During investigations, forensics expert Dr Mohinder Singh Dahiya gave a “crime-scene analysis report” in which he opined the “triangular-shaped head injury suggests that the weapon of assault in all probability must have been a golf stick.”
The “missing” club was found by Nupur and Dr Ajay Chaddha, a family friend of the Talwars, from a loft inside the house, a couple of months before May, 2009, while they were cleaning the house.
Kaul told court that previously when Rajesh was asked about the missing club, he could not give a satisfactory reply.
He said when the CBI asked Rajesh how he could produce the entire set of clubs when one was “missing,” then Chaddha sent an email to him (Kaul) on behalf of Rajesh on June 1, 2010, mentioning the recovery of a club from the loft.
Kaul also produced the email (document) before the court.

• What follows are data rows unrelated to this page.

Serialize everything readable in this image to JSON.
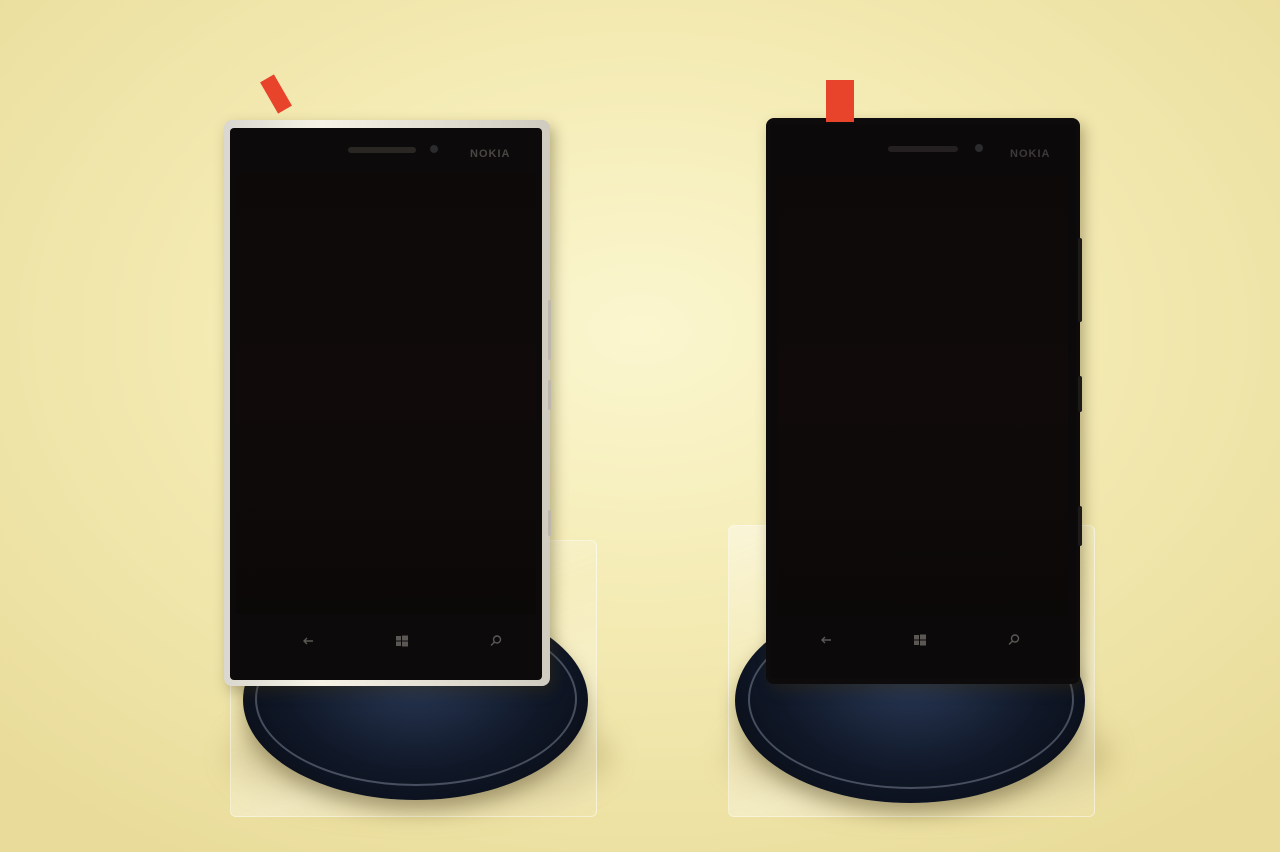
{
  "scene": {
    "background": "#f4ebb4",
    "accent_tag_color": "#e8442c"
  },
  "phones": [
    {
      "finish": "silver",
      "brand": "NOKIA",
      "nav_icons": [
        "back-arrow-icon",
        "windows-logo-icon",
        "search-icon"
      ]
    },
    {
      "finish": "black",
      "brand": "NOKIA",
      "nav_icons": [
        "back-arrow-icon",
        "windows-logo-icon",
        "search-icon"
      ]
    }
  ]
}
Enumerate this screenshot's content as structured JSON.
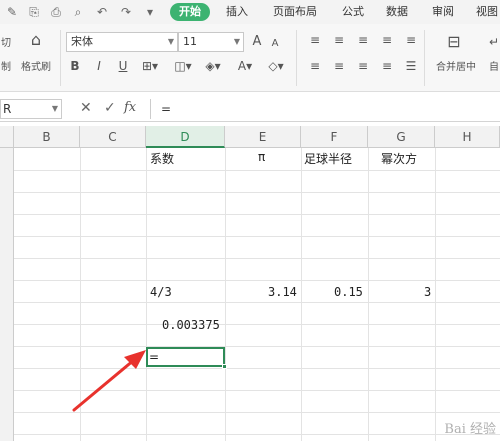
{
  "tabs": {
    "start": "开始",
    "insert": "插入",
    "page_layout": "页面布局",
    "formula": "公式",
    "data": "数据",
    "review": "审阅",
    "view": "视图"
  },
  "ribbon": {
    "cut_label": "切",
    "copy_label": "制",
    "format_painter_label": "格式刷",
    "font_name": "宋体",
    "font_size": "11",
    "merge_center_label": "合并居中",
    "autowrap_label": "自"
  },
  "formula_bar": {
    "name_box": "R",
    "fx_label": "fx",
    "content": "="
  },
  "columns": [
    "B",
    "C",
    "D",
    "E",
    "F",
    "G",
    "H"
  ],
  "cells": {
    "d_header": "系数",
    "e_header": "π",
    "f_header": "足球半径",
    "g_header": "幂次方",
    "d_value": "4/3",
    "e_value": "3.14",
    "f_value": "0.15",
    "g_value": "3",
    "d_result": "0.003375",
    "d_active": "="
  },
  "watermark": "Bai 经验",
  "colors": {
    "accent": "#2e8b57",
    "tab_active": "#3cb371",
    "arrow": "#e8322d"
  }
}
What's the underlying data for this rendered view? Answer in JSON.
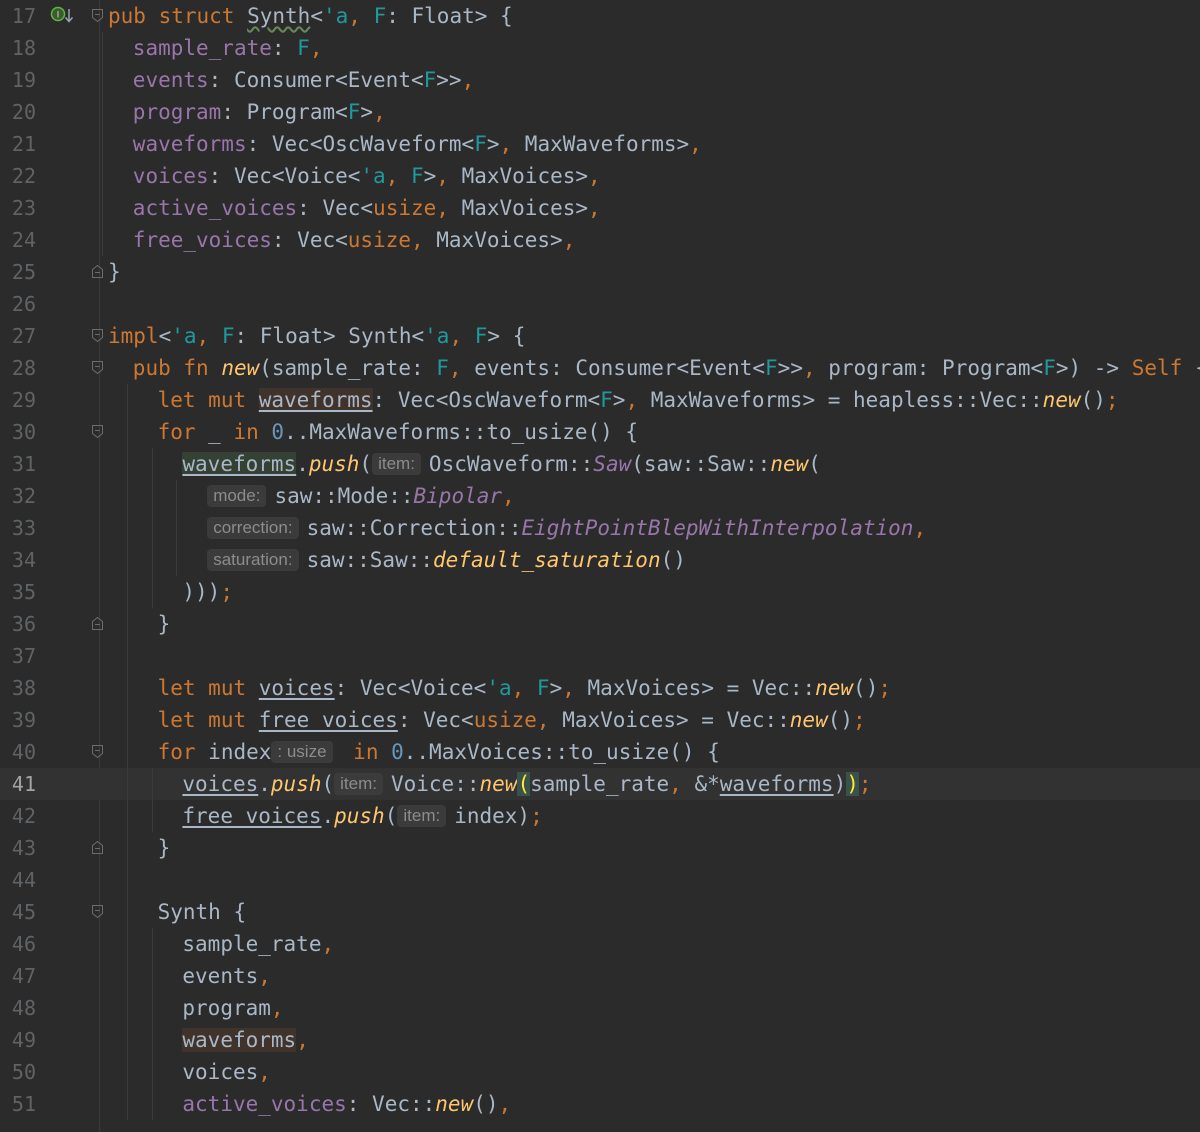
{
  "editor": {
    "current_line": 41,
    "lines": [
      {
        "n": "17"
      },
      {
        "n": "18"
      },
      {
        "n": "19"
      },
      {
        "n": "20"
      },
      {
        "n": "21"
      },
      {
        "n": "22"
      },
      {
        "n": "23"
      },
      {
        "n": "24"
      },
      {
        "n": "25"
      },
      {
        "n": "26"
      },
      {
        "n": "27"
      },
      {
        "n": "28"
      },
      {
        "n": "29"
      },
      {
        "n": "30"
      },
      {
        "n": "31"
      },
      {
        "n": "32"
      },
      {
        "n": "33"
      },
      {
        "n": "34"
      },
      {
        "n": "35"
      },
      {
        "n": "36"
      },
      {
        "n": "37"
      },
      {
        "n": "38"
      },
      {
        "n": "39"
      },
      {
        "n": "40"
      },
      {
        "n": "41"
      },
      {
        "n": "42"
      },
      {
        "n": "43"
      },
      {
        "n": "44"
      },
      {
        "n": "45"
      },
      {
        "n": "46"
      },
      {
        "n": "47"
      },
      {
        "n": "48"
      },
      {
        "n": "49"
      },
      {
        "n": "50"
      },
      {
        "n": "51"
      }
    ],
    "code": {
      "l17": [
        "pub ",
        "struct ",
        "Synth",
        "<",
        "'a",
        ", ",
        "F",
        ": ",
        "Float",
        "> {"
      ],
      "l18": [
        "sample_rate",
        ": ",
        "F",
        ","
      ],
      "l19": [
        "events",
        ": ",
        "Consumer<Event<",
        "F",
        ">>",
        ","
      ],
      "l20": [
        "program",
        ": ",
        "Program<",
        "F",
        ">",
        ","
      ],
      "l21": [
        "waveforms",
        ": ",
        "Vec<OscWaveform<",
        "F",
        ">",
        ", ",
        "MaxWaveforms>",
        ","
      ],
      "l22": [
        "voices",
        ": ",
        "Vec<Voice<",
        "'a",
        ", ",
        "F",
        ">",
        ", ",
        "MaxVoices>",
        ","
      ],
      "l23": [
        "active_voices",
        ": ",
        "Vec<",
        "usize",
        ", ",
        "MaxVoices>",
        ","
      ],
      "l24": [
        "free_voices",
        ": ",
        "Vec<",
        "usize",
        ", ",
        "MaxVoices>",
        ","
      ],
      "l25": [
        "}"
      ],
      "l27": [
        "impl",
        "<",
        "'a",
        ", ",
        "F",
        ": ",
        "Float",
        "> ",
        "Synth<",
        "'a",
        ", ",
        "F",
        "> {"
      ],
      "l28": [
        "pub ",
        "fn ",
        "new",
        "(sample_rate: ",
        "F",
        ", ",
        "events: Consumer<Event<",
        "F",
        ">>",
        ", ",
        "program: Program<",
        "F",
        ">) -> ",
        "Self",
        " {"
      ],
      "l29": [
        "let ",
        "mut ",
        "waveforms",
        ": Vec<OscWaveform<",
        "F",
        ">",
        ", ",
        "MaxWaveforms> = heapless::Vec::",
        "new",
        "()",
        ";"
      ],
      "l30": [
        "for ",
        "_ ",
        "in ",
        "0",
        "..MaxWaveforms::to_usize() {"
      ],
      "l31": [
        "waveforms",
        ".",
        "push",
        "(",
        "item:",
        "OscWaveform::",
        "Saw",
        "(saw::Saw::",
        "new",
        "("
      ],
      "l32": [
        "mode:",
        "saw::Mode::",
        "Bipolar",
        ","
      ],
      "l33": [
        "correction:",
        "saw::Correction::",
        "EightPointBlepWithInterpolation",
        ","
      ],
      "l34": [
        "saturation:",
        "saw::Saw::",
        "default_saturation",
        "()"
      ],
      "l35": [
        ")))",
        ";"
      ],
      "l36": [
        "}"
      ],
      "l38": [
        "let ",
        "mut ",
        "voices",
        ": Vec<Voice<",
        "'a",
        ", ",
        "F",
        ">",
        ", ",
        "MaxVoices> = Vec::",
        "new",
        "()",
        ";"
      ],
      "l39": [
        "let ",
        "mut ",
        "free_voices",
        ": Vec<",
        "usize",
        ", ",
        "MaxVoices> = Vec::",
        "new",
        "()",
        ";"
      ],
      "l40": [
        "for ",
        "index",
        ": usize",
        " in ",
        "0",
        "..MaxVoices::to_usize() {"
      ],
      "l41": [
        "voices",
        ".",
        "push",
        "(",
        "item:",
        "Voice::",
        "new",
        "(",
        "sample_rate",
        ", ",
        "&*",
        "waveforms",
        ")",
        ")",
        ";"
      ],
      "l42": [
        "free_voices",
        ".",
        "push",
        "(",
        "item:",
        "index)",
        ";"
      ],
      "l43": [
        "}"
      ],
      "l45": [
        "Synth {"
      ],
      "l46": [
        "sample_rate",
        ","
      ],
      "l47": [
        "events",
        ","
      ],
      "l48": [
        "program",
        ","
      ],
      "l49": [
        "waveforms",
        ","
      ],
      "l50": [
        "voices",
        ","
      ],
      "l51": [
        "active_voices",
        ": Vec::",
        "new",
        "()",
        ","
      ]
    },
    "gutter_icons": [
      "implemented-marker-icon"
    ]
  }
}
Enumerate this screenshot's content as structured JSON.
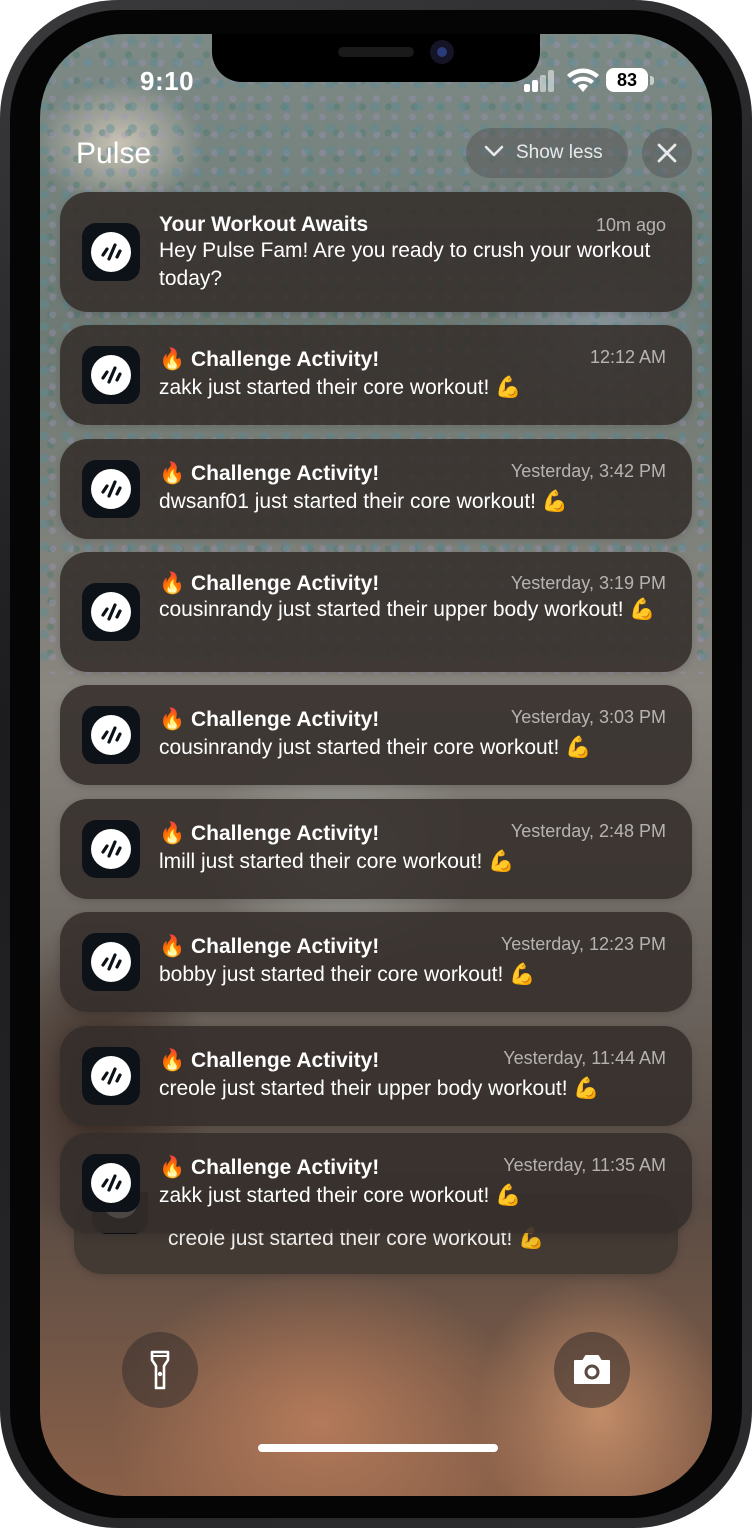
{
  "status_bar": {
    "time": "9:10",
    "battery": "83"
  },
  "header": {
    "app_name": "Pulse",
    "show_less_label": "Show less"
  },
  "notifications": [
    {
      "title": "Your Workout Awaits",
      "time": "10m ago",
      "body": "Hey Pulse Fam! Are you ready to crush your workout today?"
    },
    {
      "title": "🔥 Challenge Activity!",
      "time": "12:12 AM",
      "body": "zakk just started their core workout! 💪"
    },
    {
      "title": "🔥 Challenge Activity!",
      "time": "Yesterday, 3:42 PM",
      "body": "dwsanf01 just started their core workout! 💪"
    },
    {
      "title": "🔥 Challenge Activity!",
      "time": "Yesterday, 3:19 PM",
      "body": "cousinrandy just started their upper body workout! 💪"
    },
    {
      "title": "🔥 Challenge Activity!",
      "time": "Yesterday, 3:03 PM",
      "body": "cousinrandy just started their core workout! 💪"
    },
    {
      "title": "🔥 Challenge Activity!",
      "time": "Yesterday, 2:48 PM",
      "body": "lmill just started their core workout! 💪"
    },
    {
      "title": "🔥 Challenge Activity!",
      "time": "Yesterday, 12:23 PM",
      "body": "bobby just started their core workout! 💪"
    },
    {
      "title": "🔥 Challenge Activity!",
      "time": "Yesterday, 11:44 AM",
      "body": "creole just started their upper body workout! 💪"
    },
    {
      "title": "🔥 Challenge Activity!",
      "time": "Yesterday, 11:35 AM",
      "body": "zakk just started their core workout! 💪"
    }
  ],
  "stacked_notification": {
    "body": "creole just started their core workout! 💪"
  },
  "icons": {
    "app_icon": "pulse-waveform-icon",
    "flashlight": "flashlight-icon",
    "camera": "camera-icon"
  },
  "colors": {
    "notification_bg": "#342e2a",
    "app_icon_bg": "#0c1218",
    "text_primary": "#ffffff"
  }
}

The email mentions: “I clearly remember, looking at the head of the golf-stick to see whether any blood or such stuff was there, but it did not appear as if there was anything…”
Although the CBI seized a set of 12 clubs from Rajesh on October 30, 2009, the email was sent only on June 1, 2010.
Defence lawyers have challenged the CBI’s golf club theory as “propounded by Dr Dahiya and also supported by two post-mortem doctors who previously opined ‘khukhri’ as a weapon”. They have also challenged the email.
“The email is inadmissible, although exhibited before the court, as Dr Chaddha was never produced as a witness to verify CBI’s claims,” defence lawyer Tanvir Ahmed Mir has told the court.
The lawyer has maintained that no witness could prove that the “missing” golf club was the murder weapon and the negligible soil over the two sticks (stated to have been found cleaner than the rest) may have occurred due to mishandling, transportation or tampering by the CBI.
Dr Rajesh Talwar and his wife Nupur Talwar at his father-in-law's house in sector 25, Noida. (HT File Photo)
Third, the pillow with cover and purple pillow cover drama
A pillow with cover seized from Hemraj’s room became one of the most highly debated exhibits due to errors that crept in.
A controversy over the pillow with cover erupted when a CBI official, in his report on June 4, 2008, erroneously stated it was seized from Aarushi’s room.
Another controversy broke out over a purple pillow cover seized from Rajesh’s assistant Krishna’s house on June 14, 2008. The pillow with cover and the purple pillow cover were sent for tests to the Centre for DNA Fingerprinting & Diagnostics (CDFD) at Hyderabad.
When the CDFD sent its initial report on November 6, 2008, it erroneously stated the presence of Hemraj’s DNA in the purple pillow cover, which brought Krishna under suspicion.
The report lay buried till the Talwars raised the issue before Allahabad high court in March, 2011.
Counsels for the CBI later termed the happening a “typographical error” and clarified that the description of the two exhibits had got interchanged.
After official back and forth, revised test results read Hemraj’s pillow with cover had his DNA.
The defence lawyers have alleged “tampering of evidence” by the CBI.
(Facts mentioned in the story are based on voluminous court proceedings. Omissions are not intended to cause any prejudice.)